What is Artificial Intelligence?—Training a Simple Neural Network Model
Want to share your content on python-bloggers? click here.
Artificial intelligence (AI) has widespread applications in the real world, such as healthcare, robotics, autonomous vehicles, retail, eCommerce, etc. Together, AI, machine learning (ML), and deep learning (DL) solve various academic and industrial problems.
Due to AI’s accurate predictive capabilities, the use of AI has skyrocketed over the last decade, and this growth will continue to increase in the future. Currently, the global AI market is valued at $387.45 billion and is expected to grow to $1394.30 billion by 2029.
With AI, we can develop smart machines and devices capable of performing tasks that usually require human intelligence.
In this blog, we will explore the field of artificial intelligence, its major types, and its industrial applications. We’ll also share a practical artificial intelligence example at the end. To understand how AI algorithms work, we will build an Artificial Neural Network (ANN) model using the Titanic Kaggle dataset to perform a simple classification task.
What is Artificial Intelligence?
Artificial intelligence is a set of tools and techniques that enables machines to mimic human intelligence using loads of data and smart algorithms known as models.
AI is an iterative process where the machine or algorithmic models learn from experience (historical data) during the model training phase. Then the trained AI models predict the output of real-world data for various tasks such as classification, regression, and clustering.

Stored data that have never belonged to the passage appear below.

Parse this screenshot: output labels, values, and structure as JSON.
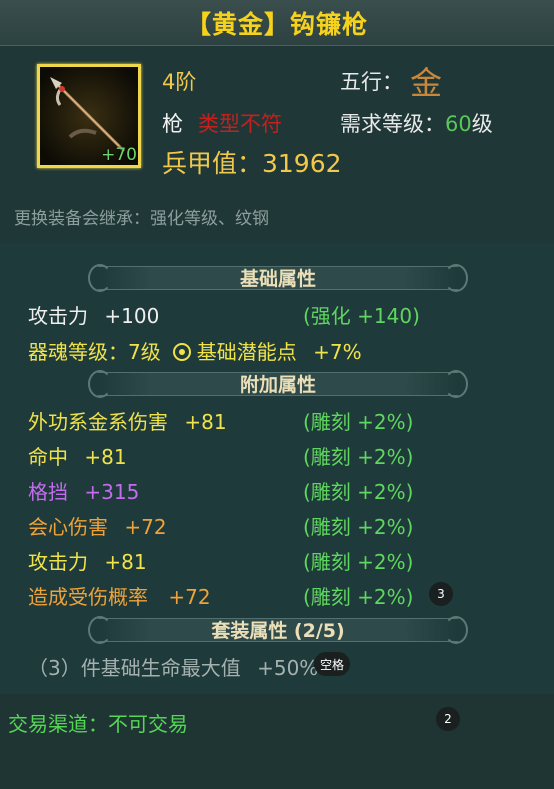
{
  "title": "【黄金】钩镰枪",
  "item": {
    "enhance": "+70",
    "grade": "4阶",
    "wuxing_label": "五行：",
    "wuxing_glyph": "金",
    "weapon_type": "枪",
    "type_warning": "类型不符",
    "req_label": "需求等级：",
    "req_value": "60",
    "req_unit": "级",
    "power": "兵甲值：31962",
    "inherit_note": "更换装备会继承：强化等级、纹钢"
  },
  "base": {
    "header": "基础属性",
    "attack_label": "攻击力",
    "attack_value": "+100",
    "attack_bonus": "(强化 +140)",
    "soul_label": "器魂等级：7级",
    "potential_label": "基础潜能点",
    "potential_value": "+7%"
  },
  "extra": {
    "header": "附加属性",
    "rows": [
      {
        "label": "外功系金系伤害",
        "value": "+81",
        "bonus": "(雕刻 +2%)"
      },
      {
        "label": "命中",
        "value": "+81",
        "bonus": "(雕刻 +2%)"
      },
      {
        "label": "格挡",
        "value": "+315",
        "bonus": "(雕刻 +2%)"
      },
      {
        "label": "会心伤害",
        "value": "+72",
        "bonus": "(雕刻 +2%)"
      },
      {
        "label": "攻击力",
        "value": "+81",
        "bonus": "(雕刻 +2%)"
      },
      {
        "label": "造成受伤概率",
        "value": "+72",
        "bonus": "(雕刻 +2%)"
      }
    ]
  },
  "set": {
    "header": "套装属性 (2/5)",
    "row_text": "（3）件基础生命最大值",
    "row_value": "+50%"
  },
  "trade": "交易渠道：不可交易",
  "overlays": {
    "badge_3": "3",
    "badge_2": "2",
    "tip_space": "空格"
  },
  "colors": {
    "title": "#f7d21c",
    "gold": "#f2c84a",
    "green": "#5fd65f",
    "yellow": "#f0e34a",
    "purple": "#c46bf0",
    "orange": "#eea33a",
    "red": "#c4201e"
  }
}
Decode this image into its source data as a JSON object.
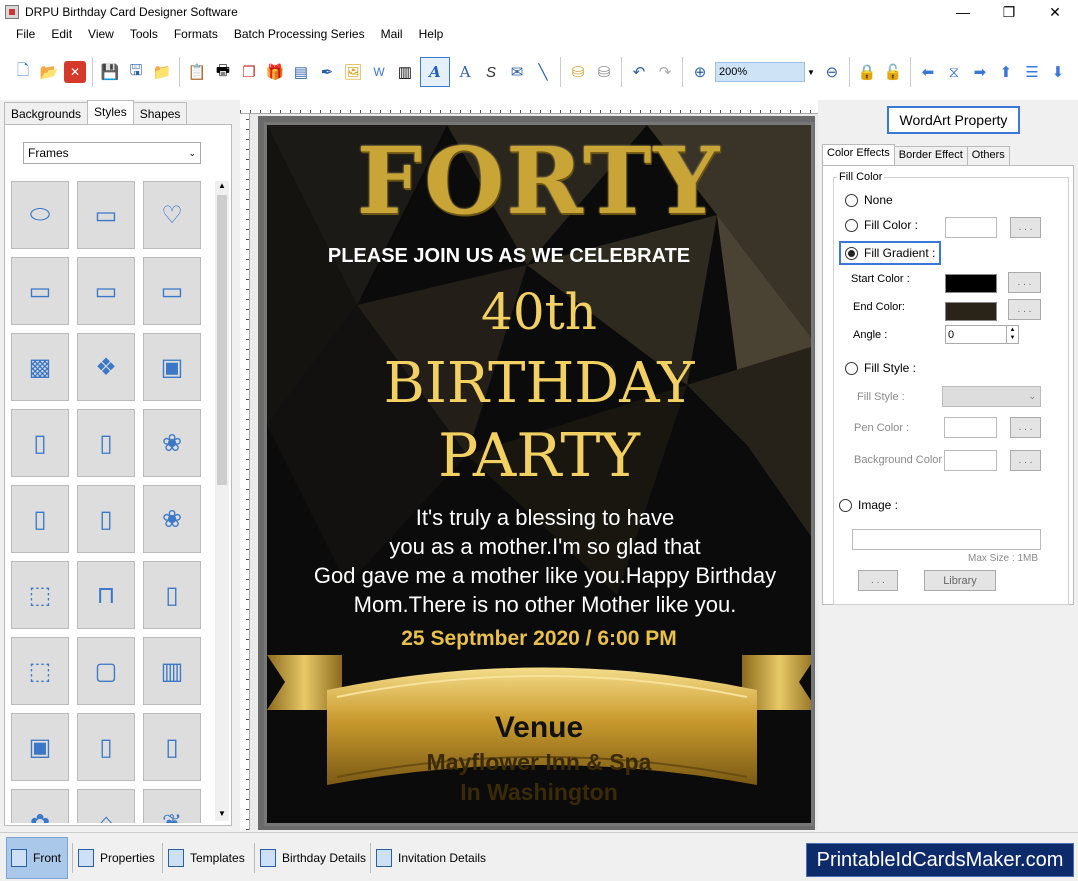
{
  "window": {
    "title": "DRPU Birthday Card Designer Software",
    "min": "—",
    "max": "❐",
    "close": "✕"
  },
  "menu": [
    "File",
    "Edit",
    "View",
    "Tools",
    "Formats",
    "Batch Processing Series",
    "Mail",
    "Help"
  ],
  "toolbar": {
    "zoom_value": "200%"
  },
  "left_panel": {
    "tabs": [
      "Backgrounds",
      "Styles",
      "Shapes"
    ],
    "active_tab": "Styles",
    "dropdown_value": "Frames"
  },
  "card": {
    "headline": "FORTY",
    "invite": "PLEASE JOIN US AS WE CELEBRATE",
    "ordinal": "40th",
    "line_birthday": "BIRTHDAY",
    "line_party": "PARTY",
    "message": [
      "It's truly a blessing to have",
      "you as a mother.I'm so glad that",
      "God gave me a mother like you.Happy Birthday",
      "Mom.There is no other Mother like you."
    ],
    "date": "25 Septmber 2020 / 6:00 PM",
    "venue_label": "Venue",
    "venue_name": "Mayflower Inn & Spa",
    "venue_city": "In Washington"
  },
  "right_panel": {
    "title": "WordArt Property",
    "tabs": [
      "Color Effects",
      "Border Effect",
      "Others"
    ],
    "group_label": "Fill Color",
    "opt_none": "None",
    "opt_fill_color": "Fill Color :",
    "opt_fill_gradient": "Fill Gradient :",
    "start_color_label": "Start Color :",
    "end_color_label": "End Color:",
    "angle_label": "Angle :",
    "angle_value": "0",
    "opt_fill_style": "Fill Style :",
    "fill_style_label": "Fill Style :",
    "pen_color_label": "Pen Color :",
    "bg_color_label": "Background Color :",
    "opt_image": "Image :",
    "max_size": "Max Size : 1MB",
    "dots": ". . .",
    "library": "Library",
    "start_color": "#000000",
    "end_color": "#2a2418"
  },
  "bottom_tabs": [
    "Front",
    "Properties",
    "Templates",
    "Birthday Details",
    "Invitation Details"
  ],
  "brand": "PrintableIdCardsMaker.com"
}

In summary, the term “AI” can be applied to a machine that performs actions related to the human mind and cognition, such as thinking, learning, seeing, listening, and problem-solving.
How Does Artificial Intelligence Work?
AI processes a large amount of data using an iterative algorithm to identify underlying patterns in the dataset. Every time an AI model executes, it tests and evaluates its performance. The results are observed and recorded to improve the model for a better outcome.
AI is an umbrella term–a combination of various technologies that work collectively to solve real-world problems. Some of these technologies are:
- Computer vision (CV)
- Machine learning
- Deep learning
- Natural language processing (NLP)
- Neural networks
- Cognitive computing
Types of Artificial Intelligence
Broadly, artificial intelligence can be classified into four main types, which are listed below:
- Reactive Machines
- Limited Memory
- Theory of Mind
- Self-Aware
Reactive Machines
Reactive machines perform basic operations and are regarded as the simplest level of AI. There is no learning phase at this level, as it reacts to input with some output without any information about past events. Static machine learning models, such as simple chess agents, are considered reactive machines, having the simplest architecture.
Limited Memory
This type of artificial intelligence model can record previous events and later use that data to make better predictions. They have limited memory designated for a particular task, such as a last three actions of a specific task. Due to memory use, their machine learning architecture becomes more complex compared to reactive machines.
Theory of Mind
In this type of artificial intelligence, the AI program interacts with or understands the emotions and thoughts of human beings. It is still in the early stages of development and can be observed in Natural Language Processing (NLP) models and applications. Modern NLP models can understand contextual information in human language to some extent.
Self-Aware
Lastly, in the future, AI models will become self-aware–at least, that’s what many AI enthusiasts believe. This kind of AI exists in theory and imagination, which brings a lot of fear to a certain audience that is concerned about AI taking over the world. Self-aware AI is beyond human intelligence and is considered independent intelligence.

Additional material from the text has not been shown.